Hemophilic infection  (if there are indications to children who have not been vaccinated before):

  • once

In addition to vaccinations, children also begin to test Mantoux every 12 months, testing their immunity to tuberculosis.

Preparation for vaccination

Since only healthy babies can be admitted to vaccination, the main point of preparation should be to determine the health of the baby. The baby must be examined by a doctor. If we are talking about vaccinations in the maternity hospital, then they are permitted by a neonatologist.

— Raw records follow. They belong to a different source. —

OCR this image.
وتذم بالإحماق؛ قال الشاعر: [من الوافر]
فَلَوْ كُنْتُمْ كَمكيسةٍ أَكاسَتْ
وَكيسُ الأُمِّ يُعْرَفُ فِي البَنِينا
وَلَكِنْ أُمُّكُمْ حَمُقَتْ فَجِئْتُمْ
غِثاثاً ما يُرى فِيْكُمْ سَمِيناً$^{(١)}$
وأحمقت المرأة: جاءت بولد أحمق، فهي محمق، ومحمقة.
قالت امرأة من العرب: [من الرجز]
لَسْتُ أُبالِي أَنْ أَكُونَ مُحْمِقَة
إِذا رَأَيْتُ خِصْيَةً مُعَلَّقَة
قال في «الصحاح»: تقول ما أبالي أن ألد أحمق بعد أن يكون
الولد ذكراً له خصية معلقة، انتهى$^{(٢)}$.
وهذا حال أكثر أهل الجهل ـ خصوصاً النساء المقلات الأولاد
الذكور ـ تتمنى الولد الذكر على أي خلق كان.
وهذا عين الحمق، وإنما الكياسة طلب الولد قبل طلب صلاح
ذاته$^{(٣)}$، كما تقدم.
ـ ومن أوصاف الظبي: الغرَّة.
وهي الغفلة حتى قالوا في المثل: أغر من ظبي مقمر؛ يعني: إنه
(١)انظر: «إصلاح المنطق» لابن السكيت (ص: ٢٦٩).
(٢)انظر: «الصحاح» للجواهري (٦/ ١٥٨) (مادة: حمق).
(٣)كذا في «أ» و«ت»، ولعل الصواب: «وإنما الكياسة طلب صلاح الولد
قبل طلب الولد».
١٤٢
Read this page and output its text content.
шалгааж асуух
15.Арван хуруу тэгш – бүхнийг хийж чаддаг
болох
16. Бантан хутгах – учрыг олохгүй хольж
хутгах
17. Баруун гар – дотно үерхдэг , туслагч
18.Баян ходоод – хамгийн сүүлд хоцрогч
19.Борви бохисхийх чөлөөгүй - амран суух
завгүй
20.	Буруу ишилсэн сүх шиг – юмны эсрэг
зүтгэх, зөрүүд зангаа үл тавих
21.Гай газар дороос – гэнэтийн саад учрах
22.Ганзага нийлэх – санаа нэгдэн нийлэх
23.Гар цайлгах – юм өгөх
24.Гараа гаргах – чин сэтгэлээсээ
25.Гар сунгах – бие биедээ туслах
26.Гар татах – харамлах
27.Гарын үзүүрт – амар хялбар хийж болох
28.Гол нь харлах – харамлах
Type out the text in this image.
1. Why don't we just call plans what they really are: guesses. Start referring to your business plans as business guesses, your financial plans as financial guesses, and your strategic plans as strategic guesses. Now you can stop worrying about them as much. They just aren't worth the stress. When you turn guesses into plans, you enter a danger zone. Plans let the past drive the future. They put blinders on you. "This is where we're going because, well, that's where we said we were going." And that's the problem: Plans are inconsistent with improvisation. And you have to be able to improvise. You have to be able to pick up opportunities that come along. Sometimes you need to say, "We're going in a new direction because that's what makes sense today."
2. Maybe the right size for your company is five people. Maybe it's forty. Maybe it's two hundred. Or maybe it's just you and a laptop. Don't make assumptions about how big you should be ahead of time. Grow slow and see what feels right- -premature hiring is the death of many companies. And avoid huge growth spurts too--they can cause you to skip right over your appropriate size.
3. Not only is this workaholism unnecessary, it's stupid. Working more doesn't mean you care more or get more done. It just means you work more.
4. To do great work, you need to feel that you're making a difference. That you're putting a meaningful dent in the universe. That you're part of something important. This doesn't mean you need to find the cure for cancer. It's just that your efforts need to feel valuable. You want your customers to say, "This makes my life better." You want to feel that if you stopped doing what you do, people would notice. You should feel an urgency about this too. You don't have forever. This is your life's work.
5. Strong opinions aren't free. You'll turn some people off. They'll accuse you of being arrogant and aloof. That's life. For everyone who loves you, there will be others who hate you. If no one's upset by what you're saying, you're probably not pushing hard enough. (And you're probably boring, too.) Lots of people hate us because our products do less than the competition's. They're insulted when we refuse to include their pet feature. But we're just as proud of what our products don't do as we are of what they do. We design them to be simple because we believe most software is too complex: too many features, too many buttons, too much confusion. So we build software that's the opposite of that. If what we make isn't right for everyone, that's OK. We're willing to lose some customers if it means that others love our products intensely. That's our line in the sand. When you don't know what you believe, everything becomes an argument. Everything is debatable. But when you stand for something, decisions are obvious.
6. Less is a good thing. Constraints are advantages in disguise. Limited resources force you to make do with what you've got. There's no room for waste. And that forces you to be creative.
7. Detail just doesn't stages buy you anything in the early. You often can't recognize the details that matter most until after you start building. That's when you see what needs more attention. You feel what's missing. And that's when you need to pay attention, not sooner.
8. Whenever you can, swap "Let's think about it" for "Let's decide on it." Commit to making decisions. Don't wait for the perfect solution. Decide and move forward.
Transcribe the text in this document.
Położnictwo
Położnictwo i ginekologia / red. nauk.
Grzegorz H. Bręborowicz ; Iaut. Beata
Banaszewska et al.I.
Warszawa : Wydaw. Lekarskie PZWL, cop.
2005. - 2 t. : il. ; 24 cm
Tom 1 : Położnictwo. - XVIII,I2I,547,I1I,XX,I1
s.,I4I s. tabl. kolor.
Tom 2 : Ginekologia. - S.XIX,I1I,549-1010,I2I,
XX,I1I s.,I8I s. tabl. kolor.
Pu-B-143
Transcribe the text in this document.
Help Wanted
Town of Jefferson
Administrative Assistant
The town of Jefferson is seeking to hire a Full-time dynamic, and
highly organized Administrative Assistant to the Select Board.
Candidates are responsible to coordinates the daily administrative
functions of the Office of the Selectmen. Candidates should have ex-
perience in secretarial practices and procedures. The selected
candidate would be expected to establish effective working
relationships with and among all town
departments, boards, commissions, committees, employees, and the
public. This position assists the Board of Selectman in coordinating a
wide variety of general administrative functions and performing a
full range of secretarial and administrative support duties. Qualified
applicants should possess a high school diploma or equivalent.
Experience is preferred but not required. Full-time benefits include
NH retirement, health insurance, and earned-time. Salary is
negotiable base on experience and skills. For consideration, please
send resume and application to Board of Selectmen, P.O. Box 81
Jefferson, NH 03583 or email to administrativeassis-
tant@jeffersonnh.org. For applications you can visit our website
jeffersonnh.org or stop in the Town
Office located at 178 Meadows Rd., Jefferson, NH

Vaccinations between the ages of 1 month and 3 years are prescribed by the district pediatrician, examining the child before each vaccination. If there are suspicions of health problems, then the child should be shown to a neurologist or immunologist before the child is vaccinated.

It is also recommended to donate the baby’s blood and urine for analysis. If the baby has an increased risk of an allergic reaction, you can start giving an antihistamine a few days before the vaccination, continuing to take it and for two days after the injection.

  • Parents should buy antipyretic drugs in advance, as one of the most frequent adverse reactions of vaccinations is a temperature increase. You do not need to wait for high numbers, you can give medicine even at temperatures above 37.3 degrees.
  • Take in the clinic for the baby a toy that will help a little distract the baby from the unpleasant and uncomfortable sensations from vaccination.
  • Do not change the baby’s food several days before and after the vaccination. This is not the best time for new products and the start of feeding.